With nods to Miguel de Cervantes and Marcel Schwob, this award-winning novel by one of Latin America’s leading contemporary writers presents an allegorical noir history of Mexico’s vision of the United States.
Ignacio Matus is a public school history teacher in Monterrey, Mexico, who gets fired because of his patriotic rantings about Mexico’s repeated humiliations by the United States. Not only did Mexico’s northern neighbor steal a large swath of the country in the Mexican-American War, but according to Matus it also denied him Olympic glory. Excluded from the 1924 Olympics, Matus ran his own parallel marathon and beat the time of the American who officially won the bronze medal. After spending decades attempting to vindicate his supposed triumph and claim the medal, Matus seeks an even bigger vindication—he will reconquer Texas for Mexico! Recruiting an army of “los iluminados,” the enlightened ones, Matus sets off on a quest as worthy of Don Quixote as it is doomed.
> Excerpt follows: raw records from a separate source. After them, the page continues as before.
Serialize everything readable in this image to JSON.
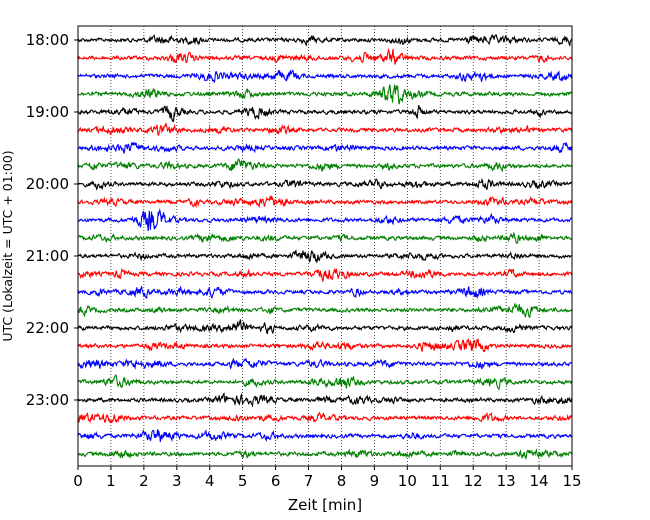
{
  "chart_data": {
    "type": "line",
    "subtype": "helicorder-seismogram",
    "xlabel": "Zeit  [min]",
    "ylabel": "UTC (Lokalzeit = UTC + 01:00)",
    "xlim": [
      0,
      15
    ],
    "x_ticks": [
      0,
      1,
      2,
      3,
      4,
      5,
      6,
      7,
      8,
      9,
      10,
      11,
      12,
      13,
      14,
      15
    ],
    "x_tick_labels": [
      "0",
      "1",
      "2",
      "3",
      "4",
      "5",
      "6",
      "7",
      "8",
      "9",
      "10",
      "11",
      "12",
      "13",
      "14",
      "15"
    ],
    "y_tick_labels": [
      "18:00",
      "19:00",
      "20:00",
      "21:00",
      "22:00",
      "23:00"
    ],
    "trace_interval_minutes": 15,
    "trace_start_times": [
      "18:00",
      "18:15",
      "18:30",
      "18:45",
      "19:00",
      "19:15",
      "19:30",
      "19:45",
      "20:00",
      "20:15",
      "20:30",
      "20:45",
      "21:00",
      "21:15",
      "21:30",
      "21:45",
      "22:00",
      "22:15",
      "22:30",
      "22:45",
      "23:00",
      "23:15",
      "23:30",
      "23:45"
    ],
    "trace_color_cycle": [
      "#000000",
      "#ff0000",
      "#0000ff",
      "#008000"
    ],
    "vertical_grid": "dotted",
    "horizontal_grid": false,
    "legend": false
  }
}
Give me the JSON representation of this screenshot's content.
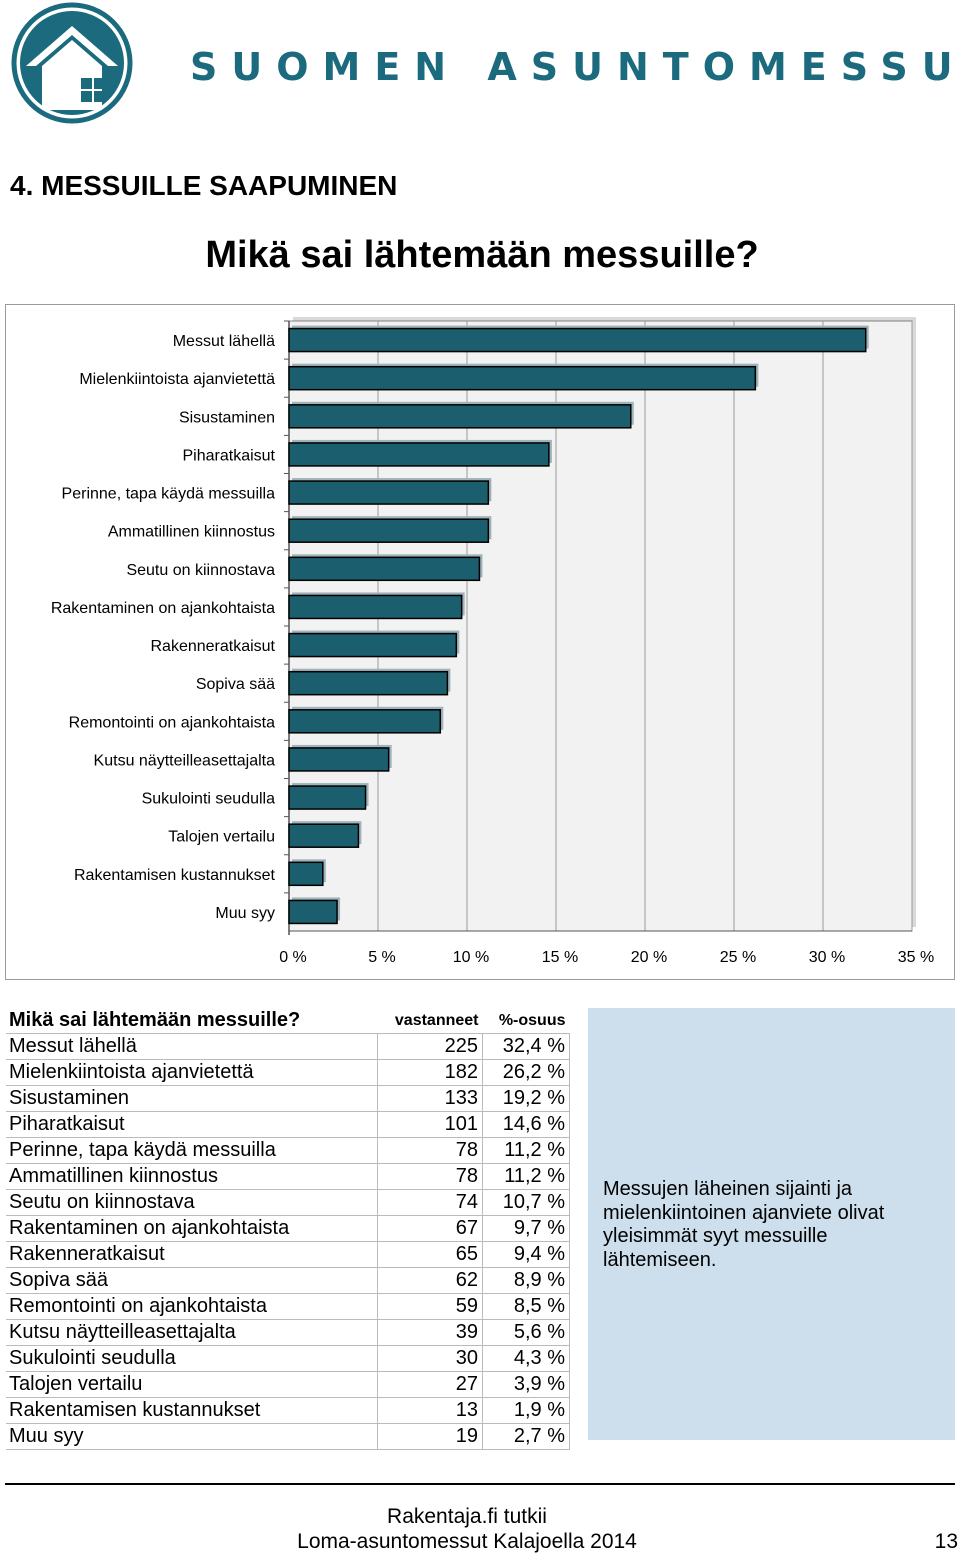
{
  "header": {
    "brand": "SUOMEN ASUNTOMESSUT",
    "section_title": "4. MESSUILLE SAAPUMINEN",
    "chart_title": "Mikä sai lähtemään messuille?"
  },
  "colors": {
    "brand": "#1b6a7d",
    "bar": "#1b5e6d",
    "note_bg": "#cddfec"
  },
  "chart_data": {
    "type": "bar",
    "orientation": "horizontal",
    "title": "Mikä sai lähtemään messuille?",
    "categories": [
      "Messut lähellä",
      "Mielenkiintoista ajanvietettä",
      "Sisustaminen",
      "Piharatkaisut",
      "Perinne, tapa käydä messuilla",
      "Ammatillinen kiinnostus",
      "Seutu on kiinnostava",
      "Rakentaminen on ajankohtaista",
      "Rakenneratkaisut",
      "Sopiva sää",
      "Remontointi on ajankohtaista",
      "Kutsu näytteilleasettajalta",
      "Sukulointi seudulla",
      "Talojen vertailu",
      "Rakentamisen kustannukset",
      "Muu syy"
    ],
    "values": [
      32.4,
      26.2,
      19.2,
      14.6,
      11.2,
      11.2,
      10.7,
      9.7,
      9.4,
      8.9,
      8.5,
      5.6,
      4.3,
      3.9,
      1.9,
      2.7
    ],
    "xlim": [
      0,
      35
    ],
    "x_ticks": [
      "0 %",
      "5 %",
      "10 %",
      "15 %",
      "20 %",
      "25 %",
      "30 %",
      "35 %"
    ],
    "x_tick_values": [
      0,
      5,
      10,
      15,
      20,
      25,
      30,
      35
    ],
    "grid": true,
    "legend": "none"
  },
  "table": {
    "title": "Mikä sai lähtemään messuille?",
    "col_count": "vastanneet",
    "col_share": "%-osuus",
    "rows": [
      {
        "label": "Messut lähellä",
        "count": "225",
        "share": "32,4 %"
      },
      {
        "label": "Mielenkiintoista ajanvietettä",
        "count": "182",
        "share": "26,2 %"
      },
      {
        "label": "Sisustaminen",
        "count": "133",
        "share": "19,2 %"
      },
      {
        "label": "Piharatkaisut",
        "count": "101",
        "share": "14,6 %"
      },
      {
        "label": "Perinne, tapa käydä messuilla",
        "count": "78",
        "share": "11,2 %"
      },
      {
        "label": "Ammatillinen kiinnostus",
        "count": "78",
        "share": "11,2 %"
      },
      {
        "label": "Seutu on kiinnostava",
        "count": "74",
        "share": "10,7 %"
      },
      {
        "label": "Rakentaminen on ajankohtaista",
        "count": "67",
        "share": "9,7 %"
      },
      {
        "label": "Rakenneratkaisut",
        "count": "65",
        "share": "9,4 %"
      },
      {
        "label": "Sopiva sää",
        "count": "62",
        "share": "8,9 %"
      },
      {
        "label": "Remontointi on ajankohtaista",
        "count": "59",
        "share": "8,5 %"
      },
      {
        "label": "Kutsu näytteilleasettajalta",
        "count": "39",
        "share": "5,6 %"
      },
      {
        "label": "Sukulointi seudulla",
        "count": "30",
        "share": "4,3 %"
      },
      {
        "label": "Talojen vertailu",
        "count": "27",
        "share": "3,9 %"
      },
      {
        "label": "Rakentamisen kustannukset",
        "count": "13",
        "share": "1,9 %"
      },
      {
        "label": "Muu syy",
        "count": "19",
        "share": "2,7 %"
      }
    ]
  },
  "note": "Messujen läheinen sijainti ja mielenkiintoinen ajanviete olivat yleisimmät syyt messuille lähtemiseen.",
  "footer": {
    "line1": "Rakentaja.fi tutkii",
    "line2": "Loma-asuntomessut Kalajoella 2014",
    "page_number": "13"
  }
}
David Toscana is one of Latin America’s leading contemporary writers, and his books have won several prestigious awards, including the Casa de las Américas Prize for The Enlightened Army. The novel’s treatment of the troubled relations between Mexico and the United States makes it highly topical at a time when immigration and border walls capture headlines, while its lyrical writing and humorous take on the absurdities of everyday life offer timeless pleasures.
"Absurd and comic but with a bitter edge, this novel takes a unique and refreshing approach to the darker aspects of Mexico's relationship to the United States."
“Toscana is ready to join the ranks of Latin America’s finest novelists.”
“David Toscana deserves to be labeled the Latin American Cervantes of the twenty-first century! The Enlightened Army is like a little Quixote.”
El Tiempo (Bogotá)
“Toscana’s writing proves overall to be witty and disarming, alluding amusingly to Latin American writers such as Gabriel García Márquez and Carlos Fuentes.”
San Francisco Chronicle
“David Toscana may enter the pantheon of great Latin American authors.”